Re:not following (Score:5, Insightful)
And then whenever you buy a new webcam, replace your graphics card, or whatever, the kernel must be recompiled. People will love that.
Also: the Linux kernel is modular. This means you don't actually hold in memory, at every time, the drivers to all the hardware devices known to man. Only those your machine actually needs to run. The remaining are just files sitting on your hard disk, ready to be loaded should the need arise. This is an adequate way to keep down the bloat while not inconveniencing the user every time a new piece of hardware pops up.
Goofy metric, too. (Score:5, Insightful)
Unless I've misread it, TFA's definition of "size" for a filesystem is "how many distinct external/kernel subroutines does it call?"

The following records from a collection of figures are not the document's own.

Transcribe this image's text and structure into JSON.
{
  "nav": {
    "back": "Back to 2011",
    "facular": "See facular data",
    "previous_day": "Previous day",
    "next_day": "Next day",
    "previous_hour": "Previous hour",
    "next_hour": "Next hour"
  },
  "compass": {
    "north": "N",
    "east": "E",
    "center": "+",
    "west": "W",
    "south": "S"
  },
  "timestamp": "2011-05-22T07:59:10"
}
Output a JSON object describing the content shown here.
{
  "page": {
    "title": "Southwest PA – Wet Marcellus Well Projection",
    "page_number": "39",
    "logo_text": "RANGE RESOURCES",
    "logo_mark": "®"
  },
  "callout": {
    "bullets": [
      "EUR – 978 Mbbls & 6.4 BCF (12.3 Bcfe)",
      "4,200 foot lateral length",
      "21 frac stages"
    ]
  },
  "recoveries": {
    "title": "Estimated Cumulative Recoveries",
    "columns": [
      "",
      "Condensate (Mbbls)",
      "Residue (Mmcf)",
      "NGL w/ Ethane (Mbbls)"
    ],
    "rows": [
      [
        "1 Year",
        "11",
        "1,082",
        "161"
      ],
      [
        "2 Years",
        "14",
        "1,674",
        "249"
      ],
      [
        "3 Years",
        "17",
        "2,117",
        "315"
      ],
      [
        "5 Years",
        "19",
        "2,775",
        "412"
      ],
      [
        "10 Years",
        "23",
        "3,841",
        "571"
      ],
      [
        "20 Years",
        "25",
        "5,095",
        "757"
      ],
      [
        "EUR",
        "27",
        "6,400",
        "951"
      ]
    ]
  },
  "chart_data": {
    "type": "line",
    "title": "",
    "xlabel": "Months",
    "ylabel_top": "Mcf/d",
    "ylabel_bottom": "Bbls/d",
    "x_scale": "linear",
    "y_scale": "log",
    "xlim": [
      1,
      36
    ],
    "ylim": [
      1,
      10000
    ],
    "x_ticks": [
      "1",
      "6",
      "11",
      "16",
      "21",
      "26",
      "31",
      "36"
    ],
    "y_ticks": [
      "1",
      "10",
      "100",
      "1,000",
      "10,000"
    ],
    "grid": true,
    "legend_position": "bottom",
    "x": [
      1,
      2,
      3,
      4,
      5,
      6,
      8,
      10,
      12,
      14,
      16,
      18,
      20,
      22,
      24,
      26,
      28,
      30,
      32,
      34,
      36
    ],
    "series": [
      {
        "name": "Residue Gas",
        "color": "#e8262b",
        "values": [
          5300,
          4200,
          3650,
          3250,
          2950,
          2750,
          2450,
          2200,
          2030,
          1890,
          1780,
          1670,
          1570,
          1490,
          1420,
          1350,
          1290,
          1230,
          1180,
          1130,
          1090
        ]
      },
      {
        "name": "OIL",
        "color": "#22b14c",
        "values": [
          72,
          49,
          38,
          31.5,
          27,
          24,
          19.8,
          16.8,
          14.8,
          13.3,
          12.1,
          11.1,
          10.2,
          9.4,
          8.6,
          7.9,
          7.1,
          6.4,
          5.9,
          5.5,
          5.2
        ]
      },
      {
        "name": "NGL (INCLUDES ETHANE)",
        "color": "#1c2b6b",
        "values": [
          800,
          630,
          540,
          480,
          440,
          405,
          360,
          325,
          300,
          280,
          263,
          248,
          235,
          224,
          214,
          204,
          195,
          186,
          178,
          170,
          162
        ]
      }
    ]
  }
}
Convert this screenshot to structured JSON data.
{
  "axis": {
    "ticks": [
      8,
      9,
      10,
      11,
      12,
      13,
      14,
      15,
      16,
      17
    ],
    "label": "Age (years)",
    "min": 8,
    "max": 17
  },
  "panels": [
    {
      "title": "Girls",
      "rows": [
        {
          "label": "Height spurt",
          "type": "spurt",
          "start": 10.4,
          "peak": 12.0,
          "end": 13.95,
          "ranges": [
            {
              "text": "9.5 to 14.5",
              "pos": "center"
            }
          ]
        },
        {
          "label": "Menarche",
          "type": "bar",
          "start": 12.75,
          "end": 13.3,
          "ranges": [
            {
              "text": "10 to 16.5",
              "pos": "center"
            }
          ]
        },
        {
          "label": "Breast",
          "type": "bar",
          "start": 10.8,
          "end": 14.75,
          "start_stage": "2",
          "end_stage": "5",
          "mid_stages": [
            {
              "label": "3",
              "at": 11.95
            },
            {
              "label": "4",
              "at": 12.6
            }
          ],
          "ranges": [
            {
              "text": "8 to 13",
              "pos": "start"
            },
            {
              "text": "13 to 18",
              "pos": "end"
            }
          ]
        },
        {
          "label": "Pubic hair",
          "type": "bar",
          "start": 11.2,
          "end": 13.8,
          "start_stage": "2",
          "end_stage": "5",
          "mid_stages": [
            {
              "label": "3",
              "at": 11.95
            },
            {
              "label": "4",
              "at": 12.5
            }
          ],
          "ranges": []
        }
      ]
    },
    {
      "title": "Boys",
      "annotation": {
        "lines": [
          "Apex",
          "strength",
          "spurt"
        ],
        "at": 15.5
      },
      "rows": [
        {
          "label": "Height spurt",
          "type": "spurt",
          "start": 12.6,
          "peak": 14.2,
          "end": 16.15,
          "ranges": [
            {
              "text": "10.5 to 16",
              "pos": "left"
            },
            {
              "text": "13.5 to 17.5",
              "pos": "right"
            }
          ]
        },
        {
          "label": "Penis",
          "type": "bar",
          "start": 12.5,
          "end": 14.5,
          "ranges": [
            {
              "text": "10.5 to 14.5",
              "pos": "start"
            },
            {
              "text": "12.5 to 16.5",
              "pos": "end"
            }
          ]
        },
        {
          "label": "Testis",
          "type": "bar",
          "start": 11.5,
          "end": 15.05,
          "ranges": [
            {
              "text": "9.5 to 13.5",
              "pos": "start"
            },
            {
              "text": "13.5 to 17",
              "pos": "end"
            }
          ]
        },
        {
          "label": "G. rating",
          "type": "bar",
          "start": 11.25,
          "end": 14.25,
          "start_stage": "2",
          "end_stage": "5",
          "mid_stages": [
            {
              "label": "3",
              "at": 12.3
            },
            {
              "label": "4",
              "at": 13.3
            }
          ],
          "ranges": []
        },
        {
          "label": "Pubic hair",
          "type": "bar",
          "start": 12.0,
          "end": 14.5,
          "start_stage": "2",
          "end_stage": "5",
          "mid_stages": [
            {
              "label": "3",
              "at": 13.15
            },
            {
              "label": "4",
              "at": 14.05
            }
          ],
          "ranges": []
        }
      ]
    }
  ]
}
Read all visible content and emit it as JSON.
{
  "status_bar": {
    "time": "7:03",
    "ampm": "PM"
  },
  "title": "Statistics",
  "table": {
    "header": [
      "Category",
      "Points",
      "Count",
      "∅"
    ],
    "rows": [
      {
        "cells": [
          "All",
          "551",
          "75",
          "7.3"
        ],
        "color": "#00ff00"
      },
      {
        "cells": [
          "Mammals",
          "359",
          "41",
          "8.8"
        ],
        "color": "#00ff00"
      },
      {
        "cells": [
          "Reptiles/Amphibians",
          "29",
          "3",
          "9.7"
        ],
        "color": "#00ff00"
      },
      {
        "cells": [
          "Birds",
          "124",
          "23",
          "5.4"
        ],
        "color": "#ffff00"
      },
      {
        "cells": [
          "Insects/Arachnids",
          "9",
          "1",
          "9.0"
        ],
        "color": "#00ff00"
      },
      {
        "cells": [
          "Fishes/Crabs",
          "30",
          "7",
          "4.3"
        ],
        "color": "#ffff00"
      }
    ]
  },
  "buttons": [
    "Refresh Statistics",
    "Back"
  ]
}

That seems to be a very strange metric. Seems to me that a well-designed filesystem will have little code and make extensive (re)use of well-defined services elsewhere (rather than reinventing those wheels). This "slims" the filesystem's own unique code down to its own core functionality.
Now maybe, if the functions are hooks in the OS for the filesystem, a larger number of them implies a poorer abstraction boundary. But it's not clear to me, absent more explanation, that this is what TFA is claiming.
Re:Yes/no (Score:4, Insightful)
What's your point? Processors can pipeline across branches just fine, and the main effect of cache is to give a performance boost to smaller code -- code that separates and reuses functions rather than inlining them willy-nilly.
Inlining can still be a win sometimes, but compilers will do that for you automatically anyway...
Re:At least Reiser (Score:3, Insightful)
Re:Yes/no (Score:4, Insightful)
Not at all surprisingly, since 100 function calls and 100 integer additions will take so little time on a modern processor - and, I suspect, would even on an 8088 - that they amount to a rounding error. The machine's clock doesn't have sufficient resolution to measure them. You'd need a hundred million for a meaningful comparison.
Re:At least Reiser (Score:1, Insightful)
Prison is punishment for misdeeds as well as a place for rehabilitation. The whole point of prison is to make it an undesirable place so people won't want to go there. Otherwise, for the more antisocial that only understand cause-and-effect ethics as opposed to normal ethics, what is the deterrent factor to keep them from breaking the law?
If Hans Reiser wanted to spend the rest of his life hacking on Linux, he should have spent less time hacking his wife.